Acting my age

I was thinking earlier this morning about how I used to always feel younger than my years and how that’s no longer as true as it used to be. As you might guess, I was viewing this development rather negatively at the time. But now that I think about it, maybe it’s a healthy thing–a much needed reality check.

I’m forty-seven years old. That’s not ancient by any definition. It’s not like I’m ready for Medicare or dinner at the cafeteria at 4:45 (unless I’m with my dad) or Wheel of Fortune. Granted, I’m also not an annoying twenty-five-year-old hipster fuck but I think that’s something of a positive. And I wasn’t really an annoying twenty-five-year-old hipster fuck even when I was twenty-five, although I may have been closer than I care to admit.

I’ve obviously been subject to Peter Pan Syndrome in the past; I spent thirteen years in San Francisco, after all. And I’ve fetishized being a curmudgeonly old coot on occasion as well, which is easy to do in Winston-Salem where everyone is an old coot so there are lots of role models. Neither approach seems particularly satisfactory.

I think maybe I’ll just try being forty-seven for a while. It’s a good age, if not one that gets a lot of good press. I’ve reached a certain level of comfort with my surroundings but I’m not willing to settle for the status quo either. I’m past the whole “fashion victim” stage but haven’t reached the point where I no longer care about my appearance. I don’t have to jump on every trend but I also don’t feel that all technology and new ideas are inherently evil. I can’t drink a lot but I don’t want to either. Cute boys don’t leer at me very often but I also don’t care all that much anyway. So how bad can forty-seven really be?

At any rate, it’ll be over in six months when I hit forty-eight. I’ll reassess then.

Come back, zinc…

I can’t even recall if we were at a party or in a bar. That’s how fuzzy it is. But I remember talking to my boss about how he’d lost a fortune investing in Canadian zinc mines. That really surprised me, but he emptied his pockets and all he had was a five and a toonie so I guess he meant it.
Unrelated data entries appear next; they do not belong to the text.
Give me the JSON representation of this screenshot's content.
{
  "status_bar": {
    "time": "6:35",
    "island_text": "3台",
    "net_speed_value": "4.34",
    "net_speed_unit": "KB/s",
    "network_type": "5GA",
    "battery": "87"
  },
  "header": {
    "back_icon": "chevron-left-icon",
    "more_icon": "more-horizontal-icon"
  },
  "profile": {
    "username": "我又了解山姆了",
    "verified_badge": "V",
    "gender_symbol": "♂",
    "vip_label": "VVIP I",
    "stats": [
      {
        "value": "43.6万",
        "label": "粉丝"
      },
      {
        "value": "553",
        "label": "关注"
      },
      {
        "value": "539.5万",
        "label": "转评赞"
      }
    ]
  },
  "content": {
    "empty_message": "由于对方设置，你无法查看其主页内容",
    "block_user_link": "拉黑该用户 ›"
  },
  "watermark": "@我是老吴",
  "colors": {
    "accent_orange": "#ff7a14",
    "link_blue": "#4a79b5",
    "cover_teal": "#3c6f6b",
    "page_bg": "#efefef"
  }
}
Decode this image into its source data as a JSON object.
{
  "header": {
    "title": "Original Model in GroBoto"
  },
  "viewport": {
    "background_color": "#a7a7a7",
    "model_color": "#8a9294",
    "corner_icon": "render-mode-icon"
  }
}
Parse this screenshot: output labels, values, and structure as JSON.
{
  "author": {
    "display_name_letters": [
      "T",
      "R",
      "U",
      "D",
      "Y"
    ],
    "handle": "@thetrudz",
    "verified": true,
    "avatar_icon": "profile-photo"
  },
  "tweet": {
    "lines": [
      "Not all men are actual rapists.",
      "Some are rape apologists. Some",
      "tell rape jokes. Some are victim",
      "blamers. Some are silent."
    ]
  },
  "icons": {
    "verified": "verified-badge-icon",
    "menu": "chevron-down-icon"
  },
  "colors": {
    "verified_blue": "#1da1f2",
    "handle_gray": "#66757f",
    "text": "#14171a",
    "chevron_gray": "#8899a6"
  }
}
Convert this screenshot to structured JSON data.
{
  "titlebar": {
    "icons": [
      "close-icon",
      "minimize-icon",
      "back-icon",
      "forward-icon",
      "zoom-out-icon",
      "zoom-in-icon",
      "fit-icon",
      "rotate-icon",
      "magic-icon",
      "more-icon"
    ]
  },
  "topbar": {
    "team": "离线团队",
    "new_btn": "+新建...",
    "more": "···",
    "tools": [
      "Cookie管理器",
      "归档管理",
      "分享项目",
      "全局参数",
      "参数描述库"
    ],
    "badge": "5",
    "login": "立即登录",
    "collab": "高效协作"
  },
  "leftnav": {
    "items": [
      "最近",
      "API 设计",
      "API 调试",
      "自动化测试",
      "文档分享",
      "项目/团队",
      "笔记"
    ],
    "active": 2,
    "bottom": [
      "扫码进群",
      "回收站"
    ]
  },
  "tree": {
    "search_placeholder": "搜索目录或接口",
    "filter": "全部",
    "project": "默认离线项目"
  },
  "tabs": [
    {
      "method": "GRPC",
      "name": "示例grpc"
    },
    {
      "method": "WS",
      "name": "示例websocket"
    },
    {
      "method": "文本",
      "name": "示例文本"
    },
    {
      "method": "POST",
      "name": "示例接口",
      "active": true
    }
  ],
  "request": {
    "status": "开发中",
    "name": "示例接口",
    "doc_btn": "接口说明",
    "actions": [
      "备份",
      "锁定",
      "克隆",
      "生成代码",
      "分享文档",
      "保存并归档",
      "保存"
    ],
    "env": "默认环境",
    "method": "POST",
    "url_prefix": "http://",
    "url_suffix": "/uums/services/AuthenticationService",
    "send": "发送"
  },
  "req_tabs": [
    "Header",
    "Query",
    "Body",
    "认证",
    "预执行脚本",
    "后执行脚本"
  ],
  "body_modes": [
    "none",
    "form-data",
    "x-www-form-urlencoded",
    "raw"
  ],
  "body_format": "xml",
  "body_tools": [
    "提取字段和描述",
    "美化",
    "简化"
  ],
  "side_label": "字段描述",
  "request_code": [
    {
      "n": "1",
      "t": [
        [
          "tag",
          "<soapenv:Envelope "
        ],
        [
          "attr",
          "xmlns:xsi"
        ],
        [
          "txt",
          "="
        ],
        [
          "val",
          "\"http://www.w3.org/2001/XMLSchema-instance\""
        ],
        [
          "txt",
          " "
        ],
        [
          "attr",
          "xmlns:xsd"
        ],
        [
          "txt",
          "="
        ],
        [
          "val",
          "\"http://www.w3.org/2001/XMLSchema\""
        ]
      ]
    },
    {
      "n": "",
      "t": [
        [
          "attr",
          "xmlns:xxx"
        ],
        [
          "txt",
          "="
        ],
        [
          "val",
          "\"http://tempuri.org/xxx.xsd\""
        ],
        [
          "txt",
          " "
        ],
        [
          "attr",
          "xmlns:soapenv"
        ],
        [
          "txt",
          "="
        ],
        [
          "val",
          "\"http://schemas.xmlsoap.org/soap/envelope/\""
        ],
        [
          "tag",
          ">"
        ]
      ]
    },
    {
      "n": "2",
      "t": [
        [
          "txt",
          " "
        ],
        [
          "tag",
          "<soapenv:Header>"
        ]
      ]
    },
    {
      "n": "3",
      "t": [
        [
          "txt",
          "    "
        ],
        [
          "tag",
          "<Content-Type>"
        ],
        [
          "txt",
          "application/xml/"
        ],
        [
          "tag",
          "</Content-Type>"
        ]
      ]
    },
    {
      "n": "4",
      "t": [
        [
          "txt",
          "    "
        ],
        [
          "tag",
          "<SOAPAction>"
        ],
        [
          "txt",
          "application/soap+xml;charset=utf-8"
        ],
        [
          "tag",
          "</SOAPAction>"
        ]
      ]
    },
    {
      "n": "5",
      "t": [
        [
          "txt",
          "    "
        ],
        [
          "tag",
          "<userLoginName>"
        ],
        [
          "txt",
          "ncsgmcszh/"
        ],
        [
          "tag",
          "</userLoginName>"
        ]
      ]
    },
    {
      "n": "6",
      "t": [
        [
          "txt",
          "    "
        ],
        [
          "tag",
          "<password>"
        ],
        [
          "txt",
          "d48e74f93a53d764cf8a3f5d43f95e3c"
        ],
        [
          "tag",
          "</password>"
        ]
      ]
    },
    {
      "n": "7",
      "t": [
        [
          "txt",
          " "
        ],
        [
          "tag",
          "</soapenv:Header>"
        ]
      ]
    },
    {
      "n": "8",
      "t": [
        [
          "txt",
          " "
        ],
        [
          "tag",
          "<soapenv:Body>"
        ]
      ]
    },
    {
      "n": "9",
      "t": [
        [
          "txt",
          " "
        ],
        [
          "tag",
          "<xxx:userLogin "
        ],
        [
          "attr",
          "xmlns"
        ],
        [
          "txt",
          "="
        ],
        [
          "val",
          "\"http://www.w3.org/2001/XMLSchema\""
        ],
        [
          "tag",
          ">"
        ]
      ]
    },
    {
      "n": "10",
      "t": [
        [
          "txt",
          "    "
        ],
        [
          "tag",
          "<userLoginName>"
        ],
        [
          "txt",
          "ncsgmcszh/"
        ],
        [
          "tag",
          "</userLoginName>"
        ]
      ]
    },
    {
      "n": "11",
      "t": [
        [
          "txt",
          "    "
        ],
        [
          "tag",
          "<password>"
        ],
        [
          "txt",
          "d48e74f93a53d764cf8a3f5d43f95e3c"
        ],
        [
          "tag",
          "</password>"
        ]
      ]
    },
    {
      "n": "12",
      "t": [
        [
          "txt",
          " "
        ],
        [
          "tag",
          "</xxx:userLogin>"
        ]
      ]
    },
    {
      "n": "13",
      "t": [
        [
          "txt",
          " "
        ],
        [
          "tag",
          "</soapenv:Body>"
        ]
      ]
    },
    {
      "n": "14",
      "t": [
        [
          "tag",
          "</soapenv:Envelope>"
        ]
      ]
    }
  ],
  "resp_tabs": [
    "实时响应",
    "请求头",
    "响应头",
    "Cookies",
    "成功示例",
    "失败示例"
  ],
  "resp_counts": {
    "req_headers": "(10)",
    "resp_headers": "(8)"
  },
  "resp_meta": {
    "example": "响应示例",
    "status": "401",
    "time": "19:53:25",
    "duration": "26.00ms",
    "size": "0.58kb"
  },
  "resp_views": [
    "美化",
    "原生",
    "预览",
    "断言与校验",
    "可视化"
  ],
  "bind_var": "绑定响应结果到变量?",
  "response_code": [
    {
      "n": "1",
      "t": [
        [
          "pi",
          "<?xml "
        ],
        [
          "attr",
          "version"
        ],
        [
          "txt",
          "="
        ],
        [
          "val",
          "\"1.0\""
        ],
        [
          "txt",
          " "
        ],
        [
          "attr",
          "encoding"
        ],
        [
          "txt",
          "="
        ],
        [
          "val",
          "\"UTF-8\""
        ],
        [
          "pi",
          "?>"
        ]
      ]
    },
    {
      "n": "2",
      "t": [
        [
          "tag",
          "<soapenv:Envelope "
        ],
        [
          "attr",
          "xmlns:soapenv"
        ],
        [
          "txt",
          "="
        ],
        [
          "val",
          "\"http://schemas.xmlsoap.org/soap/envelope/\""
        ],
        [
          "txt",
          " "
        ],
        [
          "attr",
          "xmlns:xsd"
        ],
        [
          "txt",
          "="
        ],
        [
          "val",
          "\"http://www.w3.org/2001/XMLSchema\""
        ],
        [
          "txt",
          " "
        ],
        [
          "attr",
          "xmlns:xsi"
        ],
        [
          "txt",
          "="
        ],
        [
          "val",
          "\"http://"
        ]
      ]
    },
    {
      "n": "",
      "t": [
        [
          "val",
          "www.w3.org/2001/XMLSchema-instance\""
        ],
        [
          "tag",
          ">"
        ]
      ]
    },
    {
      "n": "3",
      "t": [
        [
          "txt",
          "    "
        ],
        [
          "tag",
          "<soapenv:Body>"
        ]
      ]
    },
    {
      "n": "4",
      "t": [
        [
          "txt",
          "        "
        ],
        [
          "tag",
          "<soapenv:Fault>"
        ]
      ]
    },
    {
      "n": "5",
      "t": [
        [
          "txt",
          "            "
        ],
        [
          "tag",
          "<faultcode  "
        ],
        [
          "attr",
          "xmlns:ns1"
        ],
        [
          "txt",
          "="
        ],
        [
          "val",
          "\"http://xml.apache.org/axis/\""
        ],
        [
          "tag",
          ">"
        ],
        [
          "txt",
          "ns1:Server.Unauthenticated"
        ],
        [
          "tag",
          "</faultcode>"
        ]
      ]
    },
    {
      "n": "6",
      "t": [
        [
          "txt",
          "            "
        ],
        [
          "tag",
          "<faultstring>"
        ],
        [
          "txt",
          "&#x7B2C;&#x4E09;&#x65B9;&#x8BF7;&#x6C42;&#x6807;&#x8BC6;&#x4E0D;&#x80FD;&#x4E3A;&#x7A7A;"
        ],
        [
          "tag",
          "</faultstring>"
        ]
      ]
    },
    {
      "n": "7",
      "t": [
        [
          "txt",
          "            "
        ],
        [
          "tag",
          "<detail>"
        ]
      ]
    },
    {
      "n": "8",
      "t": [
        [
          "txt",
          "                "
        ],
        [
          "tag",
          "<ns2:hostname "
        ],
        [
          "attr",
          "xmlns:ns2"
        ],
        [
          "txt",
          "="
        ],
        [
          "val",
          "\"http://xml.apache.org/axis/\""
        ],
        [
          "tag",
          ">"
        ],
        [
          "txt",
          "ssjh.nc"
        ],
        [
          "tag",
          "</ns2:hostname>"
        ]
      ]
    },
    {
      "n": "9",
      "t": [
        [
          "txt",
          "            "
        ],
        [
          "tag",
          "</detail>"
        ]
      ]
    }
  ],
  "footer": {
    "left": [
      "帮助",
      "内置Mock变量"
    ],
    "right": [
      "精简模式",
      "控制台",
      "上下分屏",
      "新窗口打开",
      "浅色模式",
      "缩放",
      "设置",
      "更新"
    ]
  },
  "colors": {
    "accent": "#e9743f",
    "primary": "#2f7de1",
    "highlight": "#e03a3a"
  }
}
I was way too drunk to drive home so I flew to Fresno instead and crashed at the home of my former sister-in-law and her husband. We all watched Cops for a while. Then, just as I crawled into bed, the alarm went off and I woke up in Winston-Salem and started getting ready for work. I was remarkably productive all day today considering how busy I’d been the night before.

Randomly Friday

Random thoughts for the last Friday in January:

  • It’s kind if a drag that it’s never really seemed like winter here this year, but I must admit that that the $107 gas bill I just received (half of last January’s) went a long way toward easing my pain.
  • I may make a quick trip to Atlanta the weekend of 10 February to see this movie, in case anyone there wants to tag along. I’ve been obsessed with the Pruitt-Igoe saga ever since I first read about it in an urban sociology textbook almost thirty years ago. It was one of those pivotal reads that started me down the path toward my fascination with urban history (and urban decay).
  • Thing I love this month: free copies of the dead tree edition of the New York Times every day at work. It’s apparently part of some “newspapers in education” program or something. I hope it lasts.
  • Thing I hate this weekend: the fact that I’ll be spending most of it working. But I’m on deadline for a grant application to fund the first phase of my dream project, so work I shall…
  • I bought Bugles tonight and I’m not afraid to use them.